With the month of May dedicated to Asian American Pacific Islander (AAPI) heritage, I have had this time to think and reflect on my own personal experiences related to my cultural and ethnic identity. Through social media, I have found that many Asian Americans have experienced the push and pull of trying to figure out where they fit in when it comes to the labels of Asian and American.
I believe this guilt has manifested over time into a greater feeling of detachment from my identity as a Korean American. How could I say I am Korean if I lack the ability to speak the language? Yet, at the same time, I didn’t know if I could fully Identify as an American either. There have been moments where my presence was a spectacle, or I was hyper-aware of the fact that I was one of the only Asians in the room. In those moments, I questioned if I could ever really identify as an American when I felt so out of place.

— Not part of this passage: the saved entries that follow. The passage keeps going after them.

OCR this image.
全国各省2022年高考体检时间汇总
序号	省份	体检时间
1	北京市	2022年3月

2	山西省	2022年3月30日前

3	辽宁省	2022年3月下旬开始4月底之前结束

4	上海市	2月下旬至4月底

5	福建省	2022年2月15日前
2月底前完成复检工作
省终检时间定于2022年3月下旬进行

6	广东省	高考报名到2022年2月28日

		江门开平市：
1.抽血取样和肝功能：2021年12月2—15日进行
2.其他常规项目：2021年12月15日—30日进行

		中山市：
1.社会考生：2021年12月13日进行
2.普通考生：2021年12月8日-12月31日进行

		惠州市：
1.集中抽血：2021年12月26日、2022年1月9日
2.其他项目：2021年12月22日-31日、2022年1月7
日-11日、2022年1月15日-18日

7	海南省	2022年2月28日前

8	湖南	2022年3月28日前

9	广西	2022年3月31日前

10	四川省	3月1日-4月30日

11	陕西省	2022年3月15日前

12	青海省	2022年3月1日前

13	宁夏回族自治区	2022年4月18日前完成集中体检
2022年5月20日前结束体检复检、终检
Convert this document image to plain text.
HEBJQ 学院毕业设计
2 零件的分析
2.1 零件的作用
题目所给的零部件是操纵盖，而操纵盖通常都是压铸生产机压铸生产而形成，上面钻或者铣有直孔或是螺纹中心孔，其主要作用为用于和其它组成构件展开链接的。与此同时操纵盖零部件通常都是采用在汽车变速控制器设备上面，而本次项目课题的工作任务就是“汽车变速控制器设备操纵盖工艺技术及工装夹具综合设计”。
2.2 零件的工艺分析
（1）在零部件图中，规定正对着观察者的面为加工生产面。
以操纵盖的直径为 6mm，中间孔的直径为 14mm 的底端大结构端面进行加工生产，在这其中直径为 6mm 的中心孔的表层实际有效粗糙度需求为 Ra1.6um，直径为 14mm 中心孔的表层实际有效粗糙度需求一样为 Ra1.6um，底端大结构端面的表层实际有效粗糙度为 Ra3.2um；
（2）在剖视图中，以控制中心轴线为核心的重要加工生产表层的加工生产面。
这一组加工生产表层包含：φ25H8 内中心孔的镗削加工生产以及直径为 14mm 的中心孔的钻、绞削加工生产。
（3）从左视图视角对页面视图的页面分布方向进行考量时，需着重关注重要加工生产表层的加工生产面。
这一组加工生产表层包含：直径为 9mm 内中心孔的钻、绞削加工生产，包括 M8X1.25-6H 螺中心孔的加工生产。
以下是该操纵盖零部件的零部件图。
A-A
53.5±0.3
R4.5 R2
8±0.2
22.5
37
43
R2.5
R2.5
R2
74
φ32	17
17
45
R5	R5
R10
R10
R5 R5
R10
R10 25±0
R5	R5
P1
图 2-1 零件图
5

This insecurity about my American identity was further amplified when it came to the physical differences I saw in myself and others. When I was younger, I had a hard time accepting the way I looked. Perhaps it was because what I saw on TV, social media, or any media for that matter, credited beauty to western features. Rarely was an Asian ever in the spotlight. Of course, over time, we have witnessed a rise in representation of the Asian community, not only in screen time but also in the diversity of roles Asian actors/actresses have taken on, but there is still this western beauty standard that would occupy the back of my mind when I was younger.
This left me stuck in between two identities that I felt disconnected from. I felt like a fraud identifying as a Korean because I couldn’t speak Korean, and yet I felt like I would never be able to be seen as just an American for the way I looked.